RecoStar recognition trigram modes

Trigrams are combinations of three letters that are commonly found in many languages. For example, common English trigrams include "ing" and "ion."

RecoStar can take advantage of trigrams to enhance recognition accuracy. Trigrams can check and optionally repair combinations of letters that have both a low confidence rating and a low frequency of occurrence.

Consider these examples:


An image that shows the result of an extraction result when the trigram ing is used to improve results.

In the first case, the image file for "Walking" suffers from drop-outs. In particular the "n" is badly faded. The recognition engine cannot decide if it is an "r" followed by an "i," or if it is a single "n," so the character is marked as "rejected" in the initial results. Trigram analysis is applied to the initial result and the recognition engine decides that the most likely combination of three letters, in this case, is "ing."

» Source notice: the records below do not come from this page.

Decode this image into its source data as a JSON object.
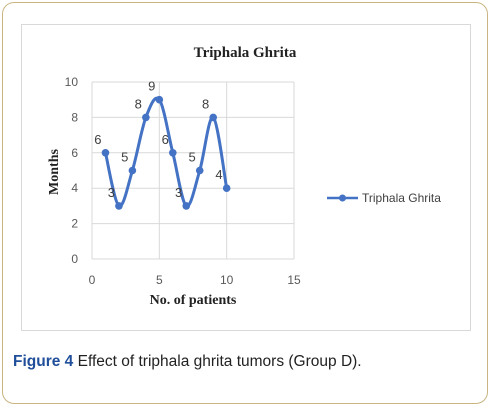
{
  "caption": {
    "label": "Figure 4",
    "text": "Effect of triphala ghrita tumors (Group D)."
  },
  "chart_data": {
    "type": "line",
    "title": "Triphala Ghrita",
    "xlabel": "No. of patients",
    "ylabel": "Months",
    "xlim": [
      0,
      15
    ],
    "ylim": [
      0,
      10
    ],
    "xticks": [
      0,
      5,
      10,
      15
    ],
    "yticks": [
      0,
      2,
      4,
      6,
      8,
      10
    ],
    "grid": true,
    "smooth": true,
    "legend_position": "right",
    "series": [
      {
        "name": "Triphala Ghrita",
        "color": "#4472c4",
        "x": [
          1,
          2,
          3,
          4,
          5,
          6,
          7,
          8,
          9,
          10
        ],
        "y": [
          6,
          3,
          5,
          8,
          9,
          6,
          3,
          5,
          8,
          4
        ],
        "labels": [
          "6",
          "3",
          "5",
          "8",
          "9",
          "6",
          "3",
          "5",
          "8",
          "4"
        ]
      }
    ]
  }
}
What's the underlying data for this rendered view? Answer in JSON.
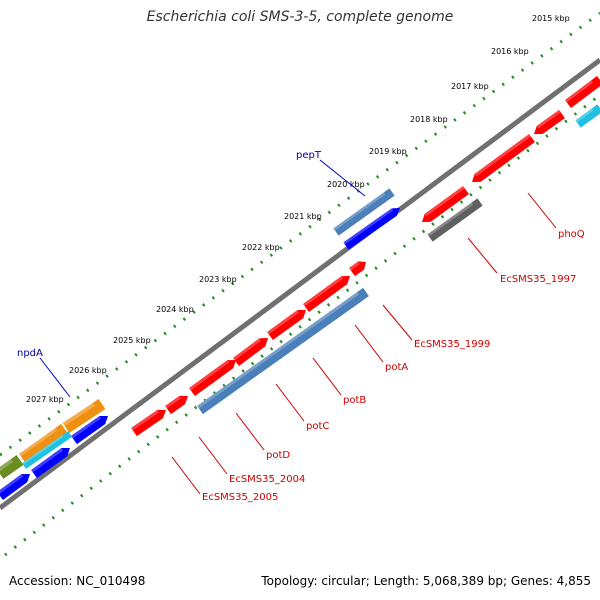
{
  "title": "Escherichia coli SMS-3-5, complete genome",
  "footer": {
    "accession": "Accession: NC_010498",
    "topology": "Topology: circular; Length: 5,068,389 bp; Genes: 4,855"
  },
  "ticks": [
    "2015 kbp",
    "2016 kbp",
    "2017 kbp",
    "2018 kbp",
    "2019 kbp",
    "2020 kbp",
    "2021 kbp",
    "2022 kbp",
    "2023 kbp",
    "2024 kbp",
    "2025 kbp",
    "2026 kbp",
    "2027 kbp"
  ],
  "gene_labels": {
    "pepT": "pepT",
    "npdA": "npdA",
    "phoQ": "phoQ",
    "EcSMS35_1997": "EcSMS35_1997",
    "EcSMS35_1999": "EcSMS35_1999",
    "potA": "potA",
    "potB": "potB",
    "potC": "potC",
    "potD": "potD",
    "EcSMS35_2004": "EcSMS35_2004",
    "EcSMS35_2005": "EcSMS35_2005"
  },
  "colors": {
    "backbone": "#7f7f7f",
    "dots": "#228b22",
    "gene_red": "#ff0000",
    "gene_blue": "#0000ff",
    "gene_steelblue": "#4a7fba",
    "gene_gray": "#606060",
    "gene_orange": "#f09010",
    "gene_cyan": "#20c0e0",
    "gene_olive": "#6b8e23",
    "label_red": "#cc0000",
    "label_blue": "#0000aa"
  }
}
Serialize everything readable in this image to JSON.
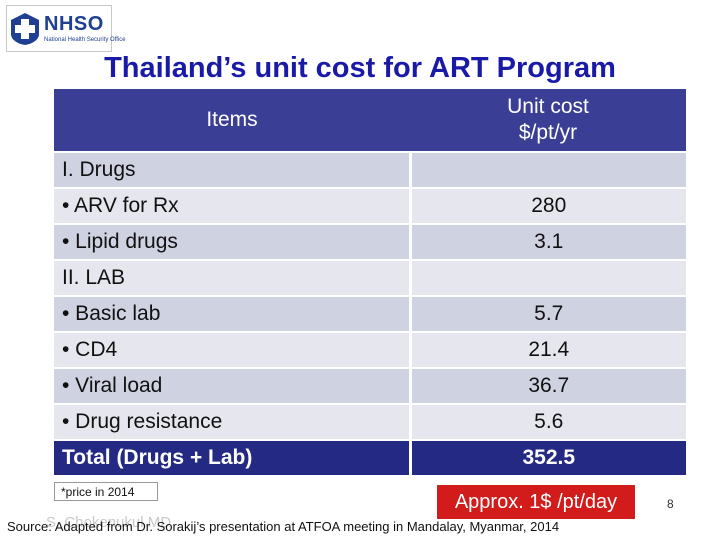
{
  "logo": {
    "text": "NHSO",
    "subtitle": "National Health Security Office",
    "color": "#1f3f93"
  },
  "title": "Thailand’s unit cost for ART Program",
  "table": {
    "headers": {
      "items": "Items",
      "unit_cost_line1": "Unit cost",
      "unit_cost_line2": "$/pt/yr"
    },
    "rows": [
      {
        "item": "I. Drugs",
        "cost": ""
      },
      {
        "item": "• ARV for Rx",
        "cost": "280"
      },
      {
        "item": "• Lipid drugs",
        "cost": "3.1"
      },
      {
        "item": "II. LAB",
        "cost": ""
      },
      {
        "item": "• Basic lab",
        "cost": "5.7"
      },
      {
        "item": "• CD4",
        "cost": "21.4"
      },
      {
        "item": "• Viral load",
        "cost": "36.7"
      },
      {
        "item": "• Drug resistance",
        "cost": "5.6"
      }
    ],
    "total": {
      "item": "Total  (Drugs + Lab)",
      "cost": "352.5"
    }
  },
  "note": "*price in 2014",
  "approx": "Approx. 1$ /pt/day",
  "page_number": "8",
  "watermark": "S. Chokenukul MD",
  "source": "Source: Adapted from Dr. Sorakij’s presentation at ATFOA meeting in Mandalay, Myanmar, 2014",
  "colors": {
    "header": "#3a3f95",
    "total": "#242a83",
    "title": "#1a1aa8",
    "approx": "#d21b1b"
  }
}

In the second case, the image file contains substantial noise. Because of this noise, the second "i" in "Dictionary" is interpreted as the letter "l" Trigram analysis shows that "ion" is more likely than "lon" and the word is corrected. It is important to keep in mind that trigram analysis is a statistical process. RecoStar ships with trigram tables for most supported languages. Each table contains a list of possible three letter combinations and their frequency of occurrence in that language. Although there are thousands of such combinations, many of them are almost never be used so their frequency of occurrence is near zero.

There may be rare occasions where your data contains many uncommon trigrams. For example, a list of Chicago radio stations might include WGN, WLS, WNVR, WKTAF, WZRD, WBEZ, or WXRT. In such cases, if you notice problems, you should consider disabling trigrams for your recognition profile.